Mgr Raï, hier, à Bkerké, en compagnie de la délégation russe (photo Ani).
Le patriarche maronite, le cardinal Béchara Raï, a reçu hier à Bkerké la présidente de la Société impériale orthodoxe de Russie en Palestine, Elena Agapova, avec laquelle il s'est entretenu des possibilités de coopération entre cette organisation russe et l'Église catholique au Liban.

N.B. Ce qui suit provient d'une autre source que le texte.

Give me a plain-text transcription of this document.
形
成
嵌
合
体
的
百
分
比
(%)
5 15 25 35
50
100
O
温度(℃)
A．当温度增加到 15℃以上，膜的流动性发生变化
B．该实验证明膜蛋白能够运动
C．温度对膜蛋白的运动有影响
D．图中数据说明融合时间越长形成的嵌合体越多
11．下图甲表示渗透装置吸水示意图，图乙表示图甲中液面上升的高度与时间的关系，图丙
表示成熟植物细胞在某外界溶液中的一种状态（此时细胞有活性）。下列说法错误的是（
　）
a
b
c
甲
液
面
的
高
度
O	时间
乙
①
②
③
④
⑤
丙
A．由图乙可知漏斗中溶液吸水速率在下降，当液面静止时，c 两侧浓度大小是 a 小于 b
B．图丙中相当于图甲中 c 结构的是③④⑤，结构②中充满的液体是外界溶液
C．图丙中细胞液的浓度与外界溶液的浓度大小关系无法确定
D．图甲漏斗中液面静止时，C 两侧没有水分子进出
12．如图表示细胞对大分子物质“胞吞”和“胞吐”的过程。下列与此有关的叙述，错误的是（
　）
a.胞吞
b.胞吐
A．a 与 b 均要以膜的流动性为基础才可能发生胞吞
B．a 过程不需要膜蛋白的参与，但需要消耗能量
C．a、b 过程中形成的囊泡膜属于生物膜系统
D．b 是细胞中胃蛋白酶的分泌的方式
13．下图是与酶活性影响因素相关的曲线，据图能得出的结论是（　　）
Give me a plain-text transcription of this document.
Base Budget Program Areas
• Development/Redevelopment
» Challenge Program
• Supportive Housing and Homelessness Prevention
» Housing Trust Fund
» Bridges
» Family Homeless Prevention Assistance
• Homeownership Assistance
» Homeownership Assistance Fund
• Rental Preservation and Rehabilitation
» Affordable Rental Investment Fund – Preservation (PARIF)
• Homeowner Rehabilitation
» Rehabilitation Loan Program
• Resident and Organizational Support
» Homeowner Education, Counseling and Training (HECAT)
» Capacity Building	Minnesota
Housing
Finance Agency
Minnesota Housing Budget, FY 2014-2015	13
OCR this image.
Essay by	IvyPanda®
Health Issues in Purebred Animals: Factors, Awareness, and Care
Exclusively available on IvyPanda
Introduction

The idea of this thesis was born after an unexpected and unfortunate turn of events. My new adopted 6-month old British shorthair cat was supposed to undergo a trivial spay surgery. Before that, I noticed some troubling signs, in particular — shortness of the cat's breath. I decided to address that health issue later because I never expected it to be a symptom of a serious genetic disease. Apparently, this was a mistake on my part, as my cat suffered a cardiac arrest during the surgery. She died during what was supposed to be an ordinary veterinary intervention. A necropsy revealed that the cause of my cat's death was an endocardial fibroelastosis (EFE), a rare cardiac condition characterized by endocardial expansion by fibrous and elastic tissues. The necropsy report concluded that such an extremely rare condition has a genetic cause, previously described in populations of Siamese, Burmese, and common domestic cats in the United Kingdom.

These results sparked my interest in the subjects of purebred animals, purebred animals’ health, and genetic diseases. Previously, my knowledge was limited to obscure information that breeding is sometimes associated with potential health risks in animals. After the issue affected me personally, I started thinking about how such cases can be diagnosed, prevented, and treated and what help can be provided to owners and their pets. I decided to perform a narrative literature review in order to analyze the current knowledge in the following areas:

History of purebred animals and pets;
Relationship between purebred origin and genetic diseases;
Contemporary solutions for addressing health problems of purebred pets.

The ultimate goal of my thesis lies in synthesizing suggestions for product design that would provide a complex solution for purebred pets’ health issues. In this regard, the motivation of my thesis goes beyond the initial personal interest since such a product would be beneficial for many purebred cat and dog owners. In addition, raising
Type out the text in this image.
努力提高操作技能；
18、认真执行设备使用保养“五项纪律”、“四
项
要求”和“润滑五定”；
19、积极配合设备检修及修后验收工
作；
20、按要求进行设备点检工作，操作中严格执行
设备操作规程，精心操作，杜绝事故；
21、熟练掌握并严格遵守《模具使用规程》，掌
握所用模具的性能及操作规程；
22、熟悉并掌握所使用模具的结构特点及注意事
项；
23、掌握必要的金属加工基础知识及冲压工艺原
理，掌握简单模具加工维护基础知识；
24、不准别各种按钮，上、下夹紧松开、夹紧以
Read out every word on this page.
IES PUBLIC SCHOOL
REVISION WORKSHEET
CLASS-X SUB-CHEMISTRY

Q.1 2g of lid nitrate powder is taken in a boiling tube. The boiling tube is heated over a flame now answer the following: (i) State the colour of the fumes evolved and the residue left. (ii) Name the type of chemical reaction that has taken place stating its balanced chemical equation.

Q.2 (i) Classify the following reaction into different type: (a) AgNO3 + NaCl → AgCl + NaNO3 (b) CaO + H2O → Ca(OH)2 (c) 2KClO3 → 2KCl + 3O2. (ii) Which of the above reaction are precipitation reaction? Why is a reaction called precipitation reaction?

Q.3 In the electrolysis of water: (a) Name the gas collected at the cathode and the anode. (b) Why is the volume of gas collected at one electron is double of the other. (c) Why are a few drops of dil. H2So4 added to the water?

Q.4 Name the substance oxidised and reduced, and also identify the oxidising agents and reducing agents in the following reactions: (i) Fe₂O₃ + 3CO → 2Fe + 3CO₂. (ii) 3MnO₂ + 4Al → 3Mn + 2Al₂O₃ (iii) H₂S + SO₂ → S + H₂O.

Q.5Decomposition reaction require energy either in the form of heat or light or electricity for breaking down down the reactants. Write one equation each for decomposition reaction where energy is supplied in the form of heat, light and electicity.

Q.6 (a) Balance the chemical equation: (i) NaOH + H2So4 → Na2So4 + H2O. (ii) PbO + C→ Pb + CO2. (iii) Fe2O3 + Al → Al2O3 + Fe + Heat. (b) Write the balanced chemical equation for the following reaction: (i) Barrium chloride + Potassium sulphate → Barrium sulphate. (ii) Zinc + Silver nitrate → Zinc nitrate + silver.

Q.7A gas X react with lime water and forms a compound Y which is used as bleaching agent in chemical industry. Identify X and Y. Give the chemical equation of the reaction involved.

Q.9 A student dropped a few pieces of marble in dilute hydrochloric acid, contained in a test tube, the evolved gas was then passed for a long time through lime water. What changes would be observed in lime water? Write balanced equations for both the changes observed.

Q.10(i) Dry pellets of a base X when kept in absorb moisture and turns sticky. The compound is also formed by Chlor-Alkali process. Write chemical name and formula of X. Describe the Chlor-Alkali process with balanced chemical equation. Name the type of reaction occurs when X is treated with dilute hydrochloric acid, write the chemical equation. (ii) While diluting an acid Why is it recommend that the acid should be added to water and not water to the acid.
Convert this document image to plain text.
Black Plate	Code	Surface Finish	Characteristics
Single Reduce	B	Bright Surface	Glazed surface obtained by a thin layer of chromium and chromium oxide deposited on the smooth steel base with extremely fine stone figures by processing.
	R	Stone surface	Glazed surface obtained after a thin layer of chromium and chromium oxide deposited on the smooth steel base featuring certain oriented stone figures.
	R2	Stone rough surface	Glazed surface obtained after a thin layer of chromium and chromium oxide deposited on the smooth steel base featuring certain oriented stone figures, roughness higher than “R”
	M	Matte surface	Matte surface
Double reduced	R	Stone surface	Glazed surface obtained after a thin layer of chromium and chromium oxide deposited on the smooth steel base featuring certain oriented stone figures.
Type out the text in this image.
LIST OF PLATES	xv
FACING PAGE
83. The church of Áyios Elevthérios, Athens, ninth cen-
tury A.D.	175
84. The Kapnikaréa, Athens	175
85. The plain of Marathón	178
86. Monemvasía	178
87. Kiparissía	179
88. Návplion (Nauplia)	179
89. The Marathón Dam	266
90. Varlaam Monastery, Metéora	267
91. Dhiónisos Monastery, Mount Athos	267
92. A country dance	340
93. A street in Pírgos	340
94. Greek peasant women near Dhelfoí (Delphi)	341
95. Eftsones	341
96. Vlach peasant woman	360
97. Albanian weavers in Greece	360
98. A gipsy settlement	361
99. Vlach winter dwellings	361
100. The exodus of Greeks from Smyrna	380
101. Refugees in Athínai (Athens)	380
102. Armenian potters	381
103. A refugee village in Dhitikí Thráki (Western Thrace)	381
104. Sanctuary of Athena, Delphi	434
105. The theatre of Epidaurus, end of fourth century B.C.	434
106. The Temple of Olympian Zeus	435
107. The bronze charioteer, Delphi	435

À l'issue de sa visite, Mme Agapova a affirmé que celle-ci « est l'expression de la poursuite des efforts de la Russie en vue de la préservation de la stabilité et de la paix au Liban ». Rappelant que les relations bilatérales remontent au XIXe siècle, du temps où la Russie apportait ses aides au Liban pour la construction d'écoles en vue du développement pédagogique, elle s'est engagée à poursuivre la coopération pour « assurer ce développement, notamment à travers l'apprentissage de la langue russe ».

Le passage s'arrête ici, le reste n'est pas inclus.